Table 4. Contraception methods used by sexually active, non-pregnant women with diabetes ages 24–32 in Add Health, Wave IV, 2007–2009 (N=381).
More effective contraceptiona,b | Less effective contraceptiona,c | No contraceptiona | Pd | |
---|---|---|---|---|
Diagnosis statuse, n (%) | < .001 | |||
Diagnosed | 98 (43.3) | 51 (22.2) | 64 (34.5) | |
Undiagnosed | 66 (28.8) | 72 (51.1) | 30 (20.1) | |
Glycemic control, n (%) | < .001 | |||
A1C < 6.5% | 65 (41.3) | 31 (18.6) | 44 (40.2) | |
A1C > 6.5% | 99 (34.7) | 92 (45.4) | 50 (19.9) |
Unweighted n reported with weighted row percentages.
More effective contraceptive methods are tubal ligation/sterilization; vasectomy; IUD (intrauterine device), coil, loop; emergency IUD insertion; Norplant; birth control pills; Patch (Ortho Evra); ring (NuvaRing); and shot (Depo-Provera).
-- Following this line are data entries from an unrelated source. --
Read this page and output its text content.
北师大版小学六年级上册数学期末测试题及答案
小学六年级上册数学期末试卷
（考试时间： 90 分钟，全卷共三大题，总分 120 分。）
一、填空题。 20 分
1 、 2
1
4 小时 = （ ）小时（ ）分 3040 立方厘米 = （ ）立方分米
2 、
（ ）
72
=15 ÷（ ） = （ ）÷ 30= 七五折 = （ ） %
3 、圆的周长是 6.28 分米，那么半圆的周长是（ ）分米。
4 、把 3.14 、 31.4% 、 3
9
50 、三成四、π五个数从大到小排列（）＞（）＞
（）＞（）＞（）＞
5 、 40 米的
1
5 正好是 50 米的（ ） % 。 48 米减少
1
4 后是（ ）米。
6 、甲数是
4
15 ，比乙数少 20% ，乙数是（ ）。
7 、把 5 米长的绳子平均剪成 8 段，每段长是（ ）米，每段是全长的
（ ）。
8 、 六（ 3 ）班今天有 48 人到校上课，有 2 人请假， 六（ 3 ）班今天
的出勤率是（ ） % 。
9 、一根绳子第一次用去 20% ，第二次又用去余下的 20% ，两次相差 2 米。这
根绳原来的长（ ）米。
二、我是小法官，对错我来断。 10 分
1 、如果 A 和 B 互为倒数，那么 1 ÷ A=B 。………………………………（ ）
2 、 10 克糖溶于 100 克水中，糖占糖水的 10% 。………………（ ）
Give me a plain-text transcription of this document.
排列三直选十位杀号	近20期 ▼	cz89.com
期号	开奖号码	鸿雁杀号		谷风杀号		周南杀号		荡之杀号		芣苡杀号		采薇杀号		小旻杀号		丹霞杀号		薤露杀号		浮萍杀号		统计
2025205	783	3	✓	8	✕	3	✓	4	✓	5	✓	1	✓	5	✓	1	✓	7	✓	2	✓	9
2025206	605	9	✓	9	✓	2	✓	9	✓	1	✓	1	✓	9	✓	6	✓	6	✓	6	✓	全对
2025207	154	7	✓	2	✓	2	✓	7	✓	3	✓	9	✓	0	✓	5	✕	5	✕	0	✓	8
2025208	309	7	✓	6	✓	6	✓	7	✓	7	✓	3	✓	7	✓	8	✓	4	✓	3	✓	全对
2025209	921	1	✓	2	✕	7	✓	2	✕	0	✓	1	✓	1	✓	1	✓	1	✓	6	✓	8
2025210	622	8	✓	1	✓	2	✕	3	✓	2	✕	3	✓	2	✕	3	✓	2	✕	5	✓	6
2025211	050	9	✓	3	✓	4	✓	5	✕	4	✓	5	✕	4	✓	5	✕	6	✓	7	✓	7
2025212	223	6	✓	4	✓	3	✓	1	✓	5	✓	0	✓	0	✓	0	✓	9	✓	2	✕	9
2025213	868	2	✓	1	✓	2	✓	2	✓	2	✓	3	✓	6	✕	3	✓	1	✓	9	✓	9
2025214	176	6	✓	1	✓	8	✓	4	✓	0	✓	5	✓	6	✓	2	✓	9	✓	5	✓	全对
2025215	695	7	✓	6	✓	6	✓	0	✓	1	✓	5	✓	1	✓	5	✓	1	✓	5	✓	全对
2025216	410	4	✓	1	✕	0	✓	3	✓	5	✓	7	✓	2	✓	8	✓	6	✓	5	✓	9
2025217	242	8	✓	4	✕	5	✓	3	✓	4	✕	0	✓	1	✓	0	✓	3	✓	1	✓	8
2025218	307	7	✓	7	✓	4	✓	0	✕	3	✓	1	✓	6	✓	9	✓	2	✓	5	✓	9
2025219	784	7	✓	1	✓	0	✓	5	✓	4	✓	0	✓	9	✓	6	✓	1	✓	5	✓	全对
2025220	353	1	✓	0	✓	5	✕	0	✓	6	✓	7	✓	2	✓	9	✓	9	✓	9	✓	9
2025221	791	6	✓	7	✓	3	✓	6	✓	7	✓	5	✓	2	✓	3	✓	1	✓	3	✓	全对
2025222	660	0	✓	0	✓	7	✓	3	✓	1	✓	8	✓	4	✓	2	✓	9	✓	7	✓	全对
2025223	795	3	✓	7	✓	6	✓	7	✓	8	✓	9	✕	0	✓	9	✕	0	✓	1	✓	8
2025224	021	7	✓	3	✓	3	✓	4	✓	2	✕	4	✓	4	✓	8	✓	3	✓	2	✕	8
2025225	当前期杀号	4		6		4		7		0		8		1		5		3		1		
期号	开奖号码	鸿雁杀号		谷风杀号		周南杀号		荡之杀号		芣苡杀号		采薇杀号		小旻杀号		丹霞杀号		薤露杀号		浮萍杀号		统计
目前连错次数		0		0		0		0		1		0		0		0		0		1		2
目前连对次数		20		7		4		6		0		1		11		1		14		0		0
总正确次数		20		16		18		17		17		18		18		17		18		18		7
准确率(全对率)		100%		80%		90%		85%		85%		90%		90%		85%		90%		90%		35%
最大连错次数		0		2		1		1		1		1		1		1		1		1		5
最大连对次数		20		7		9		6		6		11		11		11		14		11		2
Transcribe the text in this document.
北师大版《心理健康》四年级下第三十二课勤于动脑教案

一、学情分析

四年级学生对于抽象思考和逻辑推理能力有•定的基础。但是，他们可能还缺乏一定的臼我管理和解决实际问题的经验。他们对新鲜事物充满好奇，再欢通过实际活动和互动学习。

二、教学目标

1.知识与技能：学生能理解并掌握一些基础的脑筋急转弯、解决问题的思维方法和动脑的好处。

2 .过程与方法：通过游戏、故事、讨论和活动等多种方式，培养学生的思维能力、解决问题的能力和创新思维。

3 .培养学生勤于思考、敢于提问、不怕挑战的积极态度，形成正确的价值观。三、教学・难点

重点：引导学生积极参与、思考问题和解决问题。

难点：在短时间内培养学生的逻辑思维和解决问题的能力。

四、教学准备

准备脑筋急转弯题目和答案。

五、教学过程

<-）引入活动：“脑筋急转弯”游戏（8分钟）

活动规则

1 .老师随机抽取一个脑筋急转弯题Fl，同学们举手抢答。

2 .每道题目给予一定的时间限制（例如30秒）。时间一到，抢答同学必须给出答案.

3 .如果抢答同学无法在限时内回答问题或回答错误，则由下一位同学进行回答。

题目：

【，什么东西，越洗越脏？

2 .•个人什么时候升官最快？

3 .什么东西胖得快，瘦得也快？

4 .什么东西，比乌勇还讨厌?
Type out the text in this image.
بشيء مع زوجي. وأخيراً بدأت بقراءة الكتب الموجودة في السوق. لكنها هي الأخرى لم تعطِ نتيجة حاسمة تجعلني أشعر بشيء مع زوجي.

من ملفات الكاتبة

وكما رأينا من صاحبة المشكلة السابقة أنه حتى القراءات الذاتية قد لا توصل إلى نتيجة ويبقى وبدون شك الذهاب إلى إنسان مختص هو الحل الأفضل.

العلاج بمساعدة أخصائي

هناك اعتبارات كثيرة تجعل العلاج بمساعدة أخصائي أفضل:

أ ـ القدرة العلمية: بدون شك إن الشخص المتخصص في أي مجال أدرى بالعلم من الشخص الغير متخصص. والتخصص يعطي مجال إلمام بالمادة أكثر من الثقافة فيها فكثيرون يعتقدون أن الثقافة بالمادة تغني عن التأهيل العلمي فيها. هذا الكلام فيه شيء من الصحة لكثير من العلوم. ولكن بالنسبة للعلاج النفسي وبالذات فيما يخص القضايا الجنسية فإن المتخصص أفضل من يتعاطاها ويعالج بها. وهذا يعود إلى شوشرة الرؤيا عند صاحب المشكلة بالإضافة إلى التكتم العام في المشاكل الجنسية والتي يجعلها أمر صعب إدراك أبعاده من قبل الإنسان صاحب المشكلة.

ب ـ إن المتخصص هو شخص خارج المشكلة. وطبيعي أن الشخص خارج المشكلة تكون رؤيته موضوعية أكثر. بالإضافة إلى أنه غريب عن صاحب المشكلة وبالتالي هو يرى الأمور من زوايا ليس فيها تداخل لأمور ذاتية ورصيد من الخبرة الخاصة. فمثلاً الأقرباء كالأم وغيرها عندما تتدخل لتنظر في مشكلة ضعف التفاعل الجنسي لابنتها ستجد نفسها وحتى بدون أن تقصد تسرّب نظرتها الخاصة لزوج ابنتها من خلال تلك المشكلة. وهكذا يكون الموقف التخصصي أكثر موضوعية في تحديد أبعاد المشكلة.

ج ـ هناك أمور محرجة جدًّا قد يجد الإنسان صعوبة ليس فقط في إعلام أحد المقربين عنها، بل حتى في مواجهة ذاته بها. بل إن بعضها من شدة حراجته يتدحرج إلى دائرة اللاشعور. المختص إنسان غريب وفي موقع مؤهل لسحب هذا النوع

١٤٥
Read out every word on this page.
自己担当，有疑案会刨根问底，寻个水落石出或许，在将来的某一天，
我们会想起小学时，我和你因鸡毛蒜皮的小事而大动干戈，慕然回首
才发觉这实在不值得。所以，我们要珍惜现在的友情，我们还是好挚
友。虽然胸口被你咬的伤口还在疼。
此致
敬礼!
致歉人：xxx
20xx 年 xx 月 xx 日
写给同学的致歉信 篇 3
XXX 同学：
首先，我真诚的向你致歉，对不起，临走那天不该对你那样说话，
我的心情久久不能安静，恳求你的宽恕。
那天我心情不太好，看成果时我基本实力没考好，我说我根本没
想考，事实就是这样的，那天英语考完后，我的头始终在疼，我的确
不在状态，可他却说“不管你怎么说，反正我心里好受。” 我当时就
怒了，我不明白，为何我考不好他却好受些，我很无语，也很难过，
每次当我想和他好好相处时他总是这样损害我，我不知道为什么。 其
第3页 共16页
Less effective methods are condoms (rubbers); female condom; diaphragm, cap or shield; natural family planning (safe periods by temperature, cervical mucus test); rhythm or safe period by calendar; emergency contraception or “morning after” pill; withdrawal (pulling out); vaginal sponge; contraceptive film; and spermicide foam, jelly, creme, suppositories.
Rao-Scott design-adjusted F test conducted.
Diagnosis status based on self-report or use of anti-hyperglycemic medications.